Tenía razón: después de otro kilómetro de marcha a lo largo del canal, vieron, en la distancia, una estructura pentagonal grande. Cuando se aproximaron, pudieron ver que el canal fluía directamente hacia el centro del pentágono. El edificio en sí, que estaba a horcajadas sobre el canal, tenía seis metros de alto, techo exterior plano, carecía de ventanas y la parte de afuera era color blanco crema. Cada una de sus cinco secciones, o alas, se extendía veinte o treinta metros desde el centro de la estructura.
La pasarela que corría a lo largo del canal terminaba en algunos escalones que ascendían hasta un sendero perimetral que rodeaba todo el pentágono. Había una configuración similar del otro lado del canal; en esos momentos un biot ciempiés usaba el sendero perimetral como puente para pasar de una margen del canal a la otra.
—¿A dónde supones que va? —preguntó Nicole, mientras los dos se hacían a un lado para permitir que el biot pasara rodando.
—Quizás a Nueva York —contestó Richard—. En mis largas caminatas antes de que los avianos salieran del huevo, a veces veía a lo lejos uno de estos biots.
Se detuvieron fuera de la única puerta del pentágono que estaba en el lado del edificio que daba al canal.
—Supongo que vamos a entrar, ¿no? —dijo Nicole.
Richard asintió con la cabeza y empujó la pequeña puerta, abriéndola. Nicole se agachó y entró en el edificio: en derredor tenían una sala grande, bien iluminada, quizá de unos mil pies cúbicos en total, con un techo que se alzaba a cinco metros por sobre el piso. La pasarela en la que se encontraban estaba elevada dos o tres metros respecto del piso, por lo que podían observar la mayor parte de las actividades que se desarrollaban debajo de ellos: obreros robot biot como nunca antes habían visto, cada uno diseñado para una tarea especializada, estaban descargando en la sala las dos barcazas y separando la carga en función de algún plan predeterminado. A muchas de las piezas individuales de los cúmulos se las cargaba en biots camión, que desaparecían por una de las puertas posteriores una vez que estaban llenos.
Después de algunos minutos de observación, Richard y Nicole siguieron caminando por la pasarela hasta llegar al sitio en que se cruzaba con otro sendero, situado justo por encima del centro de la sala. Richard se detuvo e hizo algunas anotaciones en su computadora.
—Doy por sentado que esta disposición arquitectónica es tan sencilla como parece —comentó—. Podemos ir hacia la izquierda o hacia la derecha… Cualquiera que sea el camino que elijamos, entramos en otra ala del pentágono.

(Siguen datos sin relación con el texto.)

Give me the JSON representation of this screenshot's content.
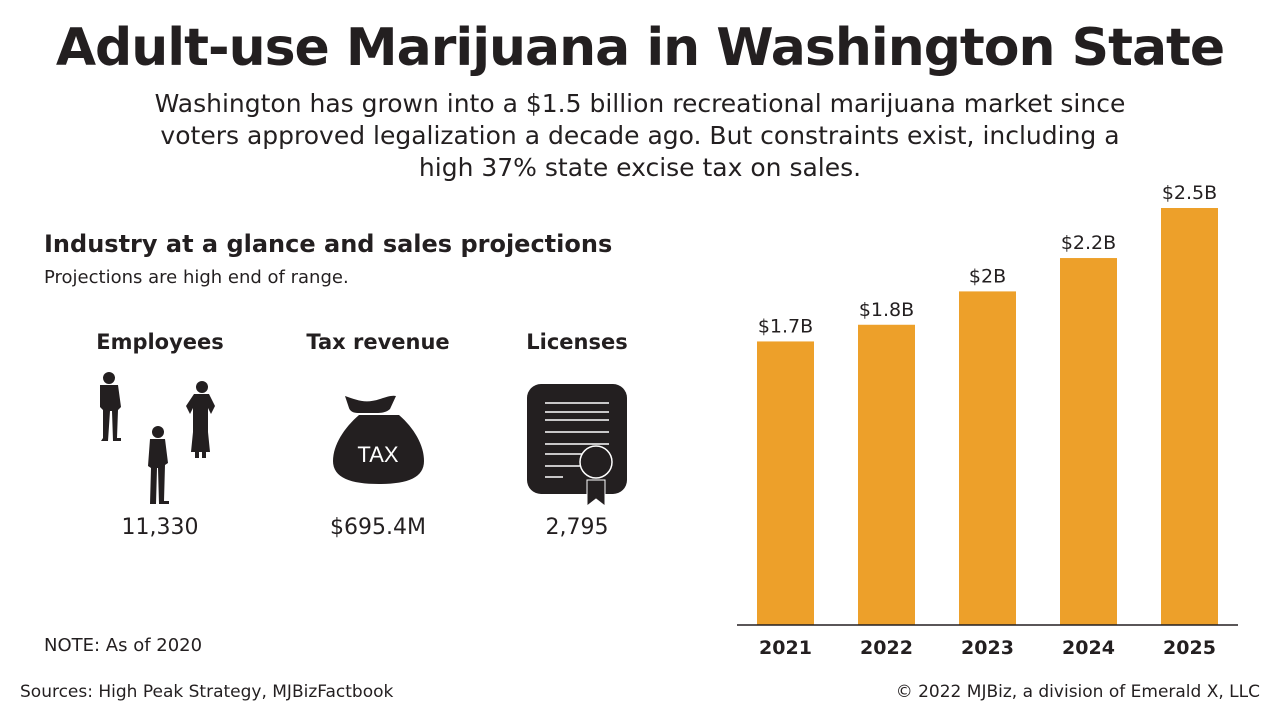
{
  "header": {
    "title": "Adult-use Marijuana in Washington State",
    "subtitle": "Washington has grown into a $1.5 billion recreational marijuana market since voters approved legalization a decade ago. But constraints exist, including a high 37% state excise tax on sales."
  },
  "section": {
    "title": "Industry at a glance and sales projections",
    "subtitle": "Projections are high end of range."
  },
  "stats": [
    {
      "label": "Employees",
      "value": "11,330",
      "icon": "people-silhouettes-icon"
    },
    {
      "label": "Tax revenue",
      "value": "$695.4M",
      "icon": "money-bag-icon",
      "icon_text": "TAX"
    },
    {
      "label": "Licenses",
      "value": "2,795",
      "icon": "certificate-icon"
    }
  ],
  "note": "NOTE: As of 2020",
  "footer": {
    "sources": "Sources: High Peak Strategy, MJBizFactbook",
    "copyright": "© 2022 MJBiz, a division of Emerald X, LLC"
  },
  "chart_data": {
    "type": "bar",
    "categories": [
      "2021",
      "2022",
      "2023",
      "2024",
      "2025"
    ],
    "values": [
      1.7,
      1.8,
      2.0,
      2.2,
      2.5
    ],
    "data_labels": [
      "$1.7B",
      "$1.8B",
      "$2B",
      "$2.2B",
      "$2.5B"
    ],
    "unit": "billion USD",
    "ylim": [
      0,
      2.5
    ],
    "grid": false,
    "bar_color": "#EDA02A",
    "axis_color": "#231f20"
  }
}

Nicole eligió la pasarela de la derecha porque los biots camión que, según ella creía, transportaban piezas para los biots ciempiés, habían ido en esa dirección. Lo que observó era correcto: no bien entraron en la segunda sala, que tenía exactamente el mismo tamaño que la primera, advirtieron que en el taller que estaba debajo de ellos se estaban fabricando tanto un biot ciempiés como uno cangrejo. Richard y Nicole se detuvieron varios minutos para observar el proceso.
—Verdaderamente fascinante —opinó Richard, terminando su diagrama por computadora de la fábrica de biots—. ¿Estás lista para irte?

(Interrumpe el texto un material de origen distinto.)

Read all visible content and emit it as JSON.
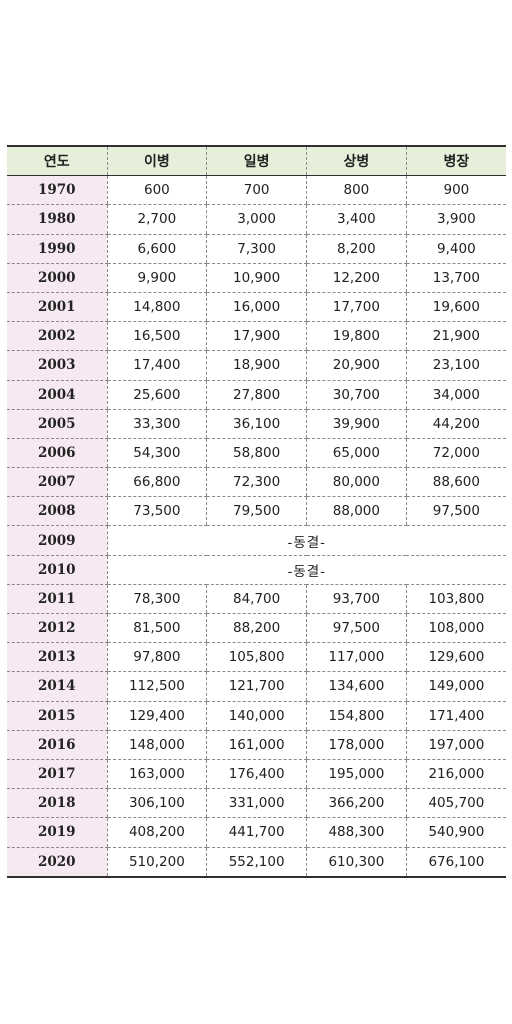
{
  "table": {
    "headers": [
      "연도",
      "이병",
      "일병",
      "상병",
      "병장"
    ],
    "rows": [
      {
        "year": "1970",
        "values": [
          "600",
          "700",
          "800",
          "900"
        ]
      },
      {
        "year": "1980",
        "values": [
          "2,700",
          "3,000",
          "3,400",
          "3,900"
        ]
      },
      {
        "year": "1990",
        "values": [
          "6,600",
          "7,300",
          "8,200",
          "9,400"
        ]
      },
      {
        "year": "2000",
        "values": [
          "9,900",
          "10,900",
          "12,200",
          "13,700"
        ]
      },
      {
        "year": "2001",
        "values": [
          "14,800",
          "16,000",
          "17,700",
          "19,600"
        ]
      },
      {
        "year": "2002",
        "values": [
          "16,500",
          "17,900",
          "19,800",
          "21,900"
        ]
      },
      {
        "year": "2003",
        "values": [
          "17,400",
          "18,900",
          "20,900",
          "23,100"
        ]
      },
      {
        "year": "2004",
        "values": [
          "25,600",
          "27,800",
          "30,700",
          "34,000"
        ]
      },
      {
        "year": "2005",
        "values": [
          "33,300",
          "36,100",
          "39,900",
          "44,200"
        ]
      },
      {
        "year": "2006",
        "values": [
          "54,300",
          "58,800",
          "65,000",
          "72,000"
        ]
      },
      {
        "year": "2007",
        "values": [
          "66,800",
          "72,300",
          "80,000",
          "88,600"
        ]
      },
      {
        "year": "2008",
        "values": [
          "73,500",
          "79,500",
          "88,000",
          "97,500"
        ]
      },
      {
        "year": "2009",
        "merged": "-동결-"
      },
      {
        "year": "2010",
        "merged": "-동결-"
      },
      {
        "year": "2011",
        "values": [
          "78,300",
          "84,700",
          "93,700",
          "103,800"
        ]
      },
      {
        "year": "2012",
        "values": [
          "81,500",
          "88,200",
          "97,500",
          "108,000"
        ]
      },
      {
        "year": "2013",
        "values": [
          "97,800",
          "105,800",
          "117,000",
          "129,600"
        ]
      },
      {
        "year": "2014",
        "values": [
          "112,500",
          "121,700",
          "134,600",
          "149,000"
        ]
      },
      {
        "year": "2015",
        "values": [
          "129,400",
          "140,000",
          "154,800",
          "171,400"
        ]
      },
      {
        "year": "2016",
        "values": [
          "148,000",
          "161,000",
          "178,000",
          "197,000"
        ]
      },
      {
        "year": "2017",
        "values": [
          "163,000",
          "176,400",
          "195,000",
          "216,000"
        ]
      },
      {
        "year": "2018",
        "values": [
          "306,100",
          "331,000",
          "366,200",
          "405,700"
        ]
      },
      {
        "year": "2019",
        "values": [
          "408,200",
          "441,700",
          "488,300",
          "540,900"
        ]
      },
      {
        "year": "2020",
        "values": [
          "510,200",
          "552,100",
          "610,300",
          "676,100"
        ]
      }
    ]
  }
}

Cuando Richard se dio vuelta para mirarla, Nicole vio que los ojos de él se abrían como platos:
—No mires ahora —advirtió Richard un segundo después, con voz queda—, pero tenemos compañía.

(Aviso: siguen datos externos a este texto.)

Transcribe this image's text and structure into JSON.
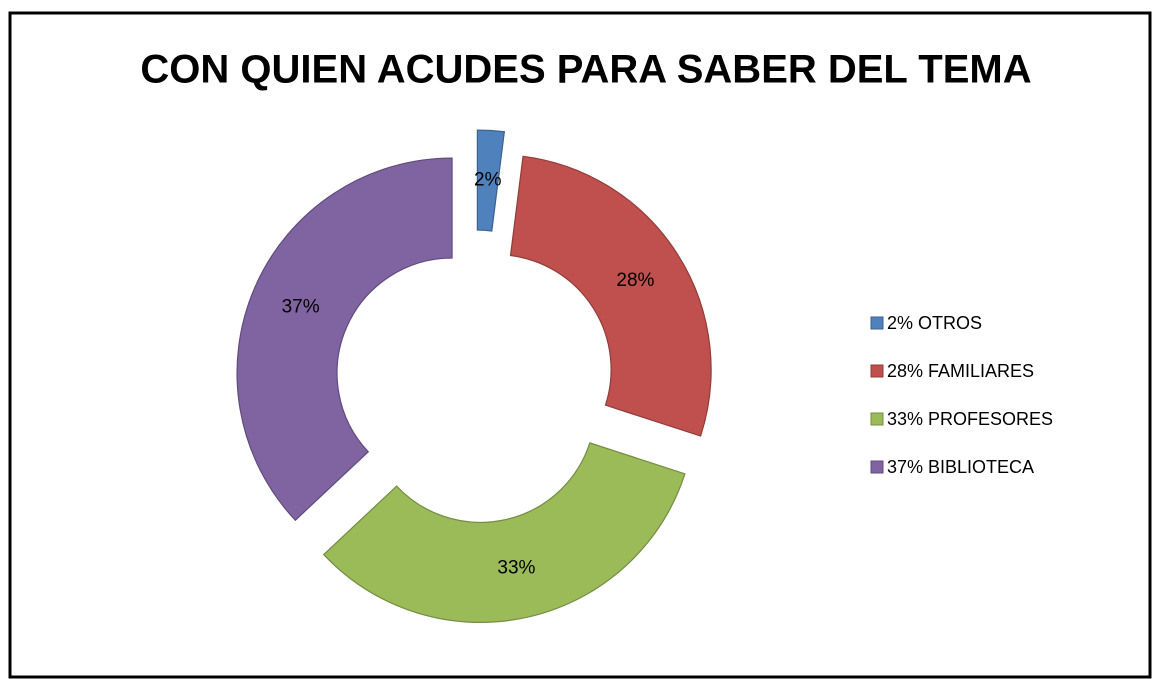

Nicole giró en redondo y miró hacia sus espaldas: del otro lado de la sala, cuarenta metros por detrás de ellos, en la pasarela, un par de octoarañas se les acercaba lentamente. Richard y Nicole no habían oído su característico sonido, parecido al de arrastrar cepillos metálicos, debido al ruido de la fábrica de biots.
Las octoarañas se detuvieron al darse cuenta de que los seres humanos se habían percatado de su presencia. A Nicole el corazón le golpeteaba con furia: ella recordaba con claridad su último encuentro con una octoaraña, cuando en Rama II rescató a Katie de la madriguera de las
octos
. Entonces, al igual que ahora, su impulso irresistible fue el de correr.
Aferró la mano de Richard, mientras los dos mantenían la vista clavada en los alienígenas.
—Vámonos —dijo en un susurro.
—Estoy tan asustado como tú —contestó él—, pero no nos vayamos aún. No se mueven. Quiero ver qué van a hacer.
Richard se concentró en la octoaraña jefe y trazó una cuidadosa imagen en su mente: el cuerpo de la octoaraña, casi esférico, era de color gris carbón, tenía un diámetro de cerca de un metro y prácticamente carecía de rasgos distintivos, con la excepción de una hendedura vertical de veinte o veinticinco centímetros de ancho, que iba desde la parte superior hasta la inferior, donde el cuerpo se descomponía en los ocho tentáculos negros y dorados, cada uno de dos metros de largo, que se extendían por el suelo. En el interior de la hendedura vertical había muchas papilas y plegaduras desconocidas.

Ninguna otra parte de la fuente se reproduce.